Some BigchainDB use cases are also like traditional distributed DB use cases, except focused where blockchain characteristics can benefit. For example, improving DB reliability by not having a single point of failure, or storage of documents with secure time-stamping.

BigchainDB use cases include:

· Legally-binding contracts can be stored directly on the BigchainDB next to the transaction, in a format that is readable by humans and computers.

· Creation and real-time movement of high-volume assets. Only the owner of the asset can move the asset, rather than the network administrator like in previous database systems. This capability reduces costs, minimizes transaction latency, and enables new applications.

· Tracking high-volume physical assets along whole supply chain. BigchainDB can help reduce fraud, providing massive cost savings. Every RFID tag in existence could be entered on a BigchainDB.

· Tracking intellectual property assets along the licensing chain. BigchainDB can reduce licensing friction in channels connecting creators to audiences, and gives perfect provenance to digital artifacts. A typical music service has 38 million songs — BigchainDB could store this information in a heartbeat, along with licensing information about each song and information about use by subscribers.

· Time stamping, receipts, and certification. BigchainDB reduces legal friction by providing irrefutable evidence of an electronic action. And, BigchainDB is big enough that supporting information like receipts and certificates of authenticity (COAs) can be stored directly on it, rather than linking to the document or storing a hash.

· Improving database reliability by creating resistance to single points of failure. This reliability helps move past the status quo where a single hack leads to massive data loss, like in Target, Sony, or the OPM.

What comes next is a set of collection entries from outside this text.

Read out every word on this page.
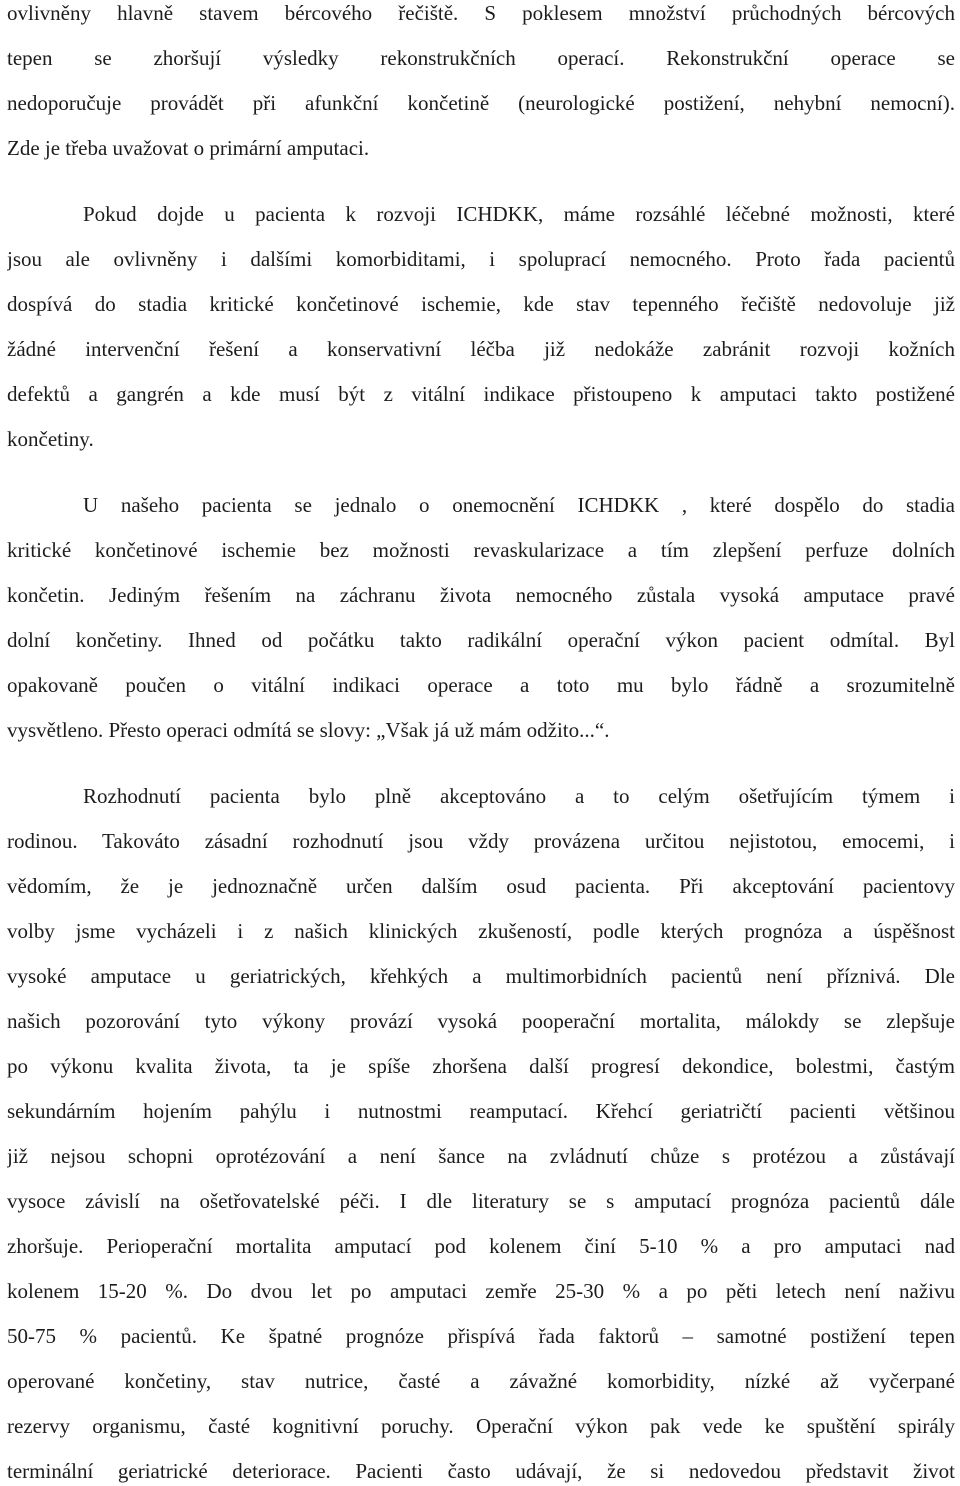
ovlivněny hlavně stavem bércového řečiště. S poklesem množství průchodných bércových
tepen se zhoršují výsledky rekonstrukčních operací. Rekonstrukční operace se
nedoporučuje provádět při afunkční končetině (neurologické postižení, nehybní nemocní).
Zde je třeba uvažovat o primární amputaci.
Pokud dojde u pacienta k rozvoji ICHDKK, máme rozsáhlé léčebné možnosti, které
jsou ale ovlivněny i dalšími komorbiditami, i spoluprací nemocného. Proto řada pacientů
dospívá do stadia kritické končetinové ischemie, kde stav tepenného řečiště nedovoluje již
žádné intervenční řešení a konservativní léčba již nedokáže zabránit rozvoji kožních
defektů a gangrén a kde musí být z vitální indikace přistoupeno k amputaci takto postižené
končetiny.
U našeho pacienta se jednalo o onemocnění ICHDKK , které dospělo do stadia
kritické končetinové ischemie bez možnosti revaskularizace a tím zlepšení perfuze dolních
končetin. Jediným řešením na záchranu života nemocného zůstala vysoká amputace pravé
dolní končetiny. Ihned od počátku takto radikální operační výkon pacient odmítal. Byl
opakovaně poučen o vitální indikaci operace a toto mu bylo řádně a srozumitelně
vysvětleno. Přesto operaci odmítá se slovy: „Však já už mám odžito...“.
Rozhodnutí pacienta bylo plně akceptováno a to celým ošetřujícím týmem i
rodinou. Takováto zásadní rozhodnutí jsou vždy provázena určitou nejistotou, emocemi, i
vědomím, že je jednoznačně určen dalším osud pacienta. Při akceptování pacientovy
volby jsme vycházeli i z našich klinických zkušeností, podle kterých prognóza a úspěšnost
vysoké amputace u geriatrických, křehkých a multimorbidních pacientů není příznivá. Dle
našich pozorování tyto výkony provází vysoká pooperační mortalita, málokdy se zlepšuje
po výkonu kvalita života, ta je spíše zhoršena další progresí dekondice, bolestmi, častým
sekundárním hojením pahýlu i nutnostmi reamputací. Křehcí geriatričtí pacienti většinou
již nejsou schopni oprotézování a není šance na zvládnutí chůze s protézou a zůstávají
vysoce závislí na ošetřovatelské péči. I dle literatury se s amputací prognóza pacientů dále
zhoršuje. Perioperační mortalita amputací pod kolenem činí 5-10 % a pro amputaci nad
kolenem 15-20 %. Do dvou let po amputaci zemře 25-30 % a po pěti letech není naživu
50-75 % pacientů. Ke špatné prognóze přispívá řada faktorů – samotné postižení tepen
operované končetiny, stav nutrice, časté a závažné komorbidity, nízké až vyčerpané
rezervy organismu, časté kognitivní poruchy. Operační výkon pak vede ke spuštění spirály
terminální geriatrické deteriorace. Pacienti často udávají, že si nedovedou představit život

BigchainDB Products & Services

We envision the following products and services surrounding BigchainDB.

1. BigchainDB: a blockchain database with high throughput, high capacity, rich permissioning, query capabilities and low latency.

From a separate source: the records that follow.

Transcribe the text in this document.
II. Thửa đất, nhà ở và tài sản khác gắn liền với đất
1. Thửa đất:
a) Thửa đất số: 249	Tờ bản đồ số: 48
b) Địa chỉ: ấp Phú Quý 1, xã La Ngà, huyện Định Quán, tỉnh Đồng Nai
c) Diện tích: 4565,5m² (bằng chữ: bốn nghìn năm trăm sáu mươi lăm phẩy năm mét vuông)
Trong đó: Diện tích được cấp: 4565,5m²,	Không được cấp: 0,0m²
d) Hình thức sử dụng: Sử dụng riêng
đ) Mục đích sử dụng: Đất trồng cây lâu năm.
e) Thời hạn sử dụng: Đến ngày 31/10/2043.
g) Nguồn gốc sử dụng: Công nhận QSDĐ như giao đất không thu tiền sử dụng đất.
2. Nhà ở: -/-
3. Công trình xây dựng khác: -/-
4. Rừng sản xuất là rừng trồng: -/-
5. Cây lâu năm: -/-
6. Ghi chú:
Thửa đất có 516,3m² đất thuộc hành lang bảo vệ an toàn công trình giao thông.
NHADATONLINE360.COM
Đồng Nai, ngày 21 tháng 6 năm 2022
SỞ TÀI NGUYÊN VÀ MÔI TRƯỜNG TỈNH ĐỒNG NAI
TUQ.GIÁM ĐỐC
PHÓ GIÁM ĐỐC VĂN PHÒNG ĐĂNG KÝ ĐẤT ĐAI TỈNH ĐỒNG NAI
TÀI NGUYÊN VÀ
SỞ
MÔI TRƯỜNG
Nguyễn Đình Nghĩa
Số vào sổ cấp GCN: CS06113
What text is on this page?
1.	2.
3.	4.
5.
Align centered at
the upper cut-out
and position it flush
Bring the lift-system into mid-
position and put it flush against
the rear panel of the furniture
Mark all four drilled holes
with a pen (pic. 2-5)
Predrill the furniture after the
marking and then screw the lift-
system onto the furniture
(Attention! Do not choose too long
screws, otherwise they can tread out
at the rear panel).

· For industry consortia creating new private blockchains, to take advantage of blockchain capabilities at scale.

· BigchainDB will be available in an out-of-the-box version that can be deployed just like any other DB, or customized versions (via services, or customized directly by the user).

· BigchainDB will include interfaces such as a REST API, language-specific bindings (e.g. for Python), RPC (like bitcoind), and command line. Below that will be an out-of-the-box core protocol, out-of-the-box asset overlay protocol, and customizable overlay protocols.

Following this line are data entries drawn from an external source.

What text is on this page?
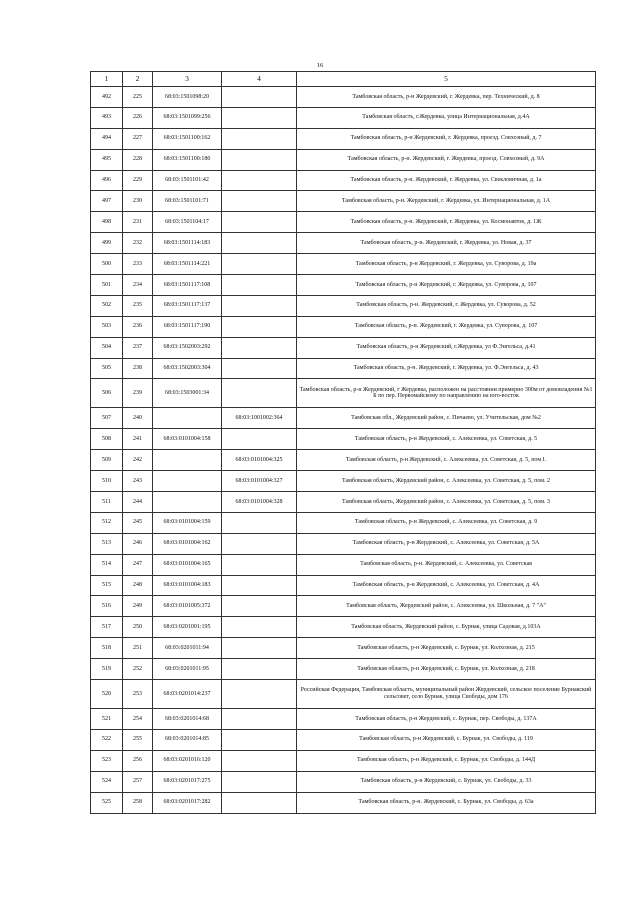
16
1	2	3	4	5
492	225	68:03:1501098:20		Тамбовская область, р-н Жердевский, г. Жердевка, пер. Технический, д. 8
493	226	68:03:1501099:256		Тамбовская область, г.Жердевка, улица Интернациональная, д.4А
494	227	68:03:1501100:162		Тамбовская область, р-н Жердевский, г. Жердевка, проезд. Совхозный, д. 7
495	228	68:03:1501100:180		Тамбовская область, р-н. Жердевский, г. Жердевка, проезд. Совхозный, д. 9А
496	229	68:03:1501101:42		Тамбовская область, р-н. Жердевский, г. Жердевка, ул. Свекловичная, д. 1а
497	230	68:03:1501101:71		Тамбовская область, р-н. Жердевский, г. Жердевка, ул. Интернациональная, д. 1А
498	231	68:03:1501104:17		Тамбовская область, р-н. Жердевский, г. Жердевка, ул. Космонавтов, д. 1Ж
499	232	68:03:1501114:183		Тамбовская область, р-н. Жердевский, г. Жердевка, ул. Новая, д. 37
500	233	68:03:1501114:221		Тамбовская область, р-н Жердевский, г. Жердевка, ул. Суворова, д. 19а
501	234	68:03:1501117:108		Тамбовская область, р-н Жердевский, г. Жердевка, ул. Суворова, д. 107
502	235	68:03:1501117:137		Тамбовская область, р-н. Жердевский, г. Жердевка, ул. Суворова, д. 52
503	236	68:03:1501117:190		Тамбовская область, р-н. Жердевский, г. Жердевка, ул. Суворова, д. 107
504	237	68:03:1502003:292		Тамбовская область, р-н Жердевский, г.Жердевка, ул Ф.Энгельса, д.41
505	238	68:03:1502003:304		Тамбовская область, р-н. Жердевский, г. Жердевка, ул. Ф.Энгельса, д. 43
506	239	68:03:1503001:34		Тамбовская область, р-н Жердевский, г Жердевка, расположен на расстоянии примерно 300м от домовладения №1 Б по пер. Первомайскому по направлению на юго-восток
507	240		68:03:1001002:364	Тамбовская обл., Жердевский район, с. Пичаево, ул. Учительская, дом №2
508	241	68:03:0101004:158		Тамбовская область, р-н Жердевский, с. Алексеевка, ул. Советская, д. 5
509	242		68:03:0101004:325	Тамбовская область, р-н Жердевский, с. Алексеевка, ул. Советская, д. 5, пом I.
510	243		68:03:0101004:327	Тамбовская область, Жердевский район, с. Алексеевка, ул. Советская, д. 5, пом. 2
511	244		68:03:0101004:328	Тамбовская область, Жердевский район, с. Алексеевка, ул. Советская, д. 5, пом. 3
512	245	68:03:0101004:159		Тамбовская область, р-н Жердевский, с. Алексеевка, ул. Советская, д. 9
513	246	68:03:0101004:162		Тамбовская область, р-н Жердевский, с. Алексеевка, ул. Советская, д. 5А
514	247	68:03:0101004:165		Тамбовская область, р-н. Жердевский, с. Алексеевка, ул. Советская
515	248	68:03:0101004:183		Тамбовская область, р-н Жердевский, с. Алексеевка, ул. Советская, д. 4А
516	249	68:03:0101005:372		Тамбовская область, Жердевский район, с. Алексеевка, ул. Школьная, д. 7 "А"
517	250	68:03:0201001:195		Тамбовская область, Жердевский район, с. Бурнак, улица Садовая, д.103А
518	251	68:03:0201011:94		Тамбовская область, р-н Жердевский, с. Бурнак, ул. Колхозная, д. 215
519	252	68:03:0201011:95		Тамбовская область, р-н Жердевский, с. Бурнак, ул. Колхозная, д. 218
520	253	68:03:0201014:237		Российская Федерация, Тамбовская область, муниципальный район Жердевский, сельское поселение Бурнакский сельсовет, село Бурнак, улица Свободы, дом 176
521	254	68:03:0201014:68		Тамбовская область, р-н Жердевский, с. Бурнак, пер. Свободы, д. 137А
522	255	68:03:0201014:85		Тамбовская область, р-н Жердевский, с. Бурнак, ул. Свободы, д. 119
523	256	68:03:0201016:120		Тамбовская область, р-н Жердевский, с. Бурнак, ул. Свободы, д. 144Д
524	257	68:03:0201017:275		Тамбовская область, р-н Жердевский, с. Бурнак, ул. Свободы, д. 33
525	258	68:03:0201017:282		Тамбовская область, р-н. Жердевский, с. Бурнак, ул. Свободы, д. 63а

· BigchainDB will support legally binding contracts, which are generated automatically and stored directly, in a format readable by both humans and computers. There will be out-of-box contracts for out-of-the-box protocols, and customizable contracts for customizable protocols.

· BigchainDB will offer cryptographic Certificates of Authenticity, which can be generated automatically and stored directly on the BigchainDB. There will be out-of-box and customizable versions.

· BigchainDB is built on a large, open-source pre-existing database codebase that has been hardened on enterprise usage over many years. New code will be security-audited and open source.

2. BigchainDB as a Service, using a public BigchainDB instance, or a private BigchainDB with more flexible permissioning.

· For developers who want the benefits of blockchains without the hassle of setting up private networks.

· For cloud providers who want scalable blockchain as part of their service.

· Main interfaces will be a REST API directly, REST API through cloud providers, and language-specific bindings (e.g. Python).

[1] A full whitepaper is available at bigchaindb.com/whitepaper.

[2] We are introducing the term NoQL to describe a database with essentially no query abilities. This term is not to be confused with the company noql (www.noql.com).

[3] It takes light 140 ms to make one trip around the world, or 70 ms halfway around. Some financial applications need 30–100 ms latency, though due to speed-of-light constraints those necessarily need to be more locally constrained.